Insurers typically report stronger first-quarter earnings as many members have yet to meet their deductibles, resulting in fewer claims payouts.

“It is probably a little early to call a victory,” said Morningstar analyst Julie Utterback, noting that lower costs in the quarter may be related to a weak respiratory season this past winter. But, she said, the stock price performance certainly was the best seen in a while.

EYES ON UPCOMING QUARTER

Insurers have been strained by elevated demand, driven in part by a surge in healthcare utilization under Medicare plans for older adults or individuals with disabilities, and by changes in enrollment rules for Medicaid plans for lower-income Americans that have saddled them with sicker, more costly members.

“Cost trends appear to be stabilizing. It is early in the year, but we believe the outlook for most health insurers is conservative and the possibility exists that we will see further positive earnings estimate revisions,” said UBS analyst AJ Rice in an emailed response.

Even so, the next months remain uncertain.

“Second quarter is usually the quarter that is the test,” Leerink Partners analyst Whit Mayo told Reuters. Historically, that could be the quarter that can really surprise the health insurers, as claims run out in May, said Mayo.

UnitedHealth Chief Financial Officer Wayne DeVeydt during the BofA healthcare conference on Tuesday said, “It’s important to see how April and May evolves. We’ll get a lot of the claims from Q1 actually paid in that window and understand with a little more clarity.”

If the trends in the first quarter were to continue, this will be a very strong year, he said.

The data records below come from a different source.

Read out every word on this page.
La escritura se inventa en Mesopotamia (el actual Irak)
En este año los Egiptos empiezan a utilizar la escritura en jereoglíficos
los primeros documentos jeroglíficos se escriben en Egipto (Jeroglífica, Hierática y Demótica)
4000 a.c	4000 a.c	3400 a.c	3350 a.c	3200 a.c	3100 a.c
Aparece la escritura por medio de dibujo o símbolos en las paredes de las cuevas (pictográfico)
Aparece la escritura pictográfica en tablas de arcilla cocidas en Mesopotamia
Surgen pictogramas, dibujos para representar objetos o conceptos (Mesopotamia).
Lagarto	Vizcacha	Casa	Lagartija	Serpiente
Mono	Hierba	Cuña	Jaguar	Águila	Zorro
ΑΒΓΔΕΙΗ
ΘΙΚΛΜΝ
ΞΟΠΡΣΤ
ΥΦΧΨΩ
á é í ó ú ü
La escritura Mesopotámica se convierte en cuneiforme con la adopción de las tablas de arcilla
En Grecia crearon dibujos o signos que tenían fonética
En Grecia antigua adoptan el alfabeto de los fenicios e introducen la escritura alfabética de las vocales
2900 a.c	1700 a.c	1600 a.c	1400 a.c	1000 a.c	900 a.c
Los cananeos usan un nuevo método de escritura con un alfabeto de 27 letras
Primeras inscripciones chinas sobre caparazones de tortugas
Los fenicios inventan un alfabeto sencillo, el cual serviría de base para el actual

Analysts also pointed out some one-off factors such as a weaker flu season and weather disruption that delayed care as adding to lower costs during the quarter.

“Investors are concerned that core/fundamental strength is being mistaken for flu/weather. We do not share this concern,” Cantor Fitzgerald analyst Sarah James said in a note.

Temporary factors largely impacted lower acuity services like eye care and GI procedures, that left insurers handling more serious cases, James said.

Oppenheimer analyst Wiederhorn echoed the view. While the industry benefited from some one-time tailwinds, medical cost trend “may finally be improving, as the unsustainable levels reached over the last two years might finally be decelerating.”

According to Cantor’s James, the “outperformance on the remaining cases support that there is core/fundamental strength rather than an artificially strong quarter.”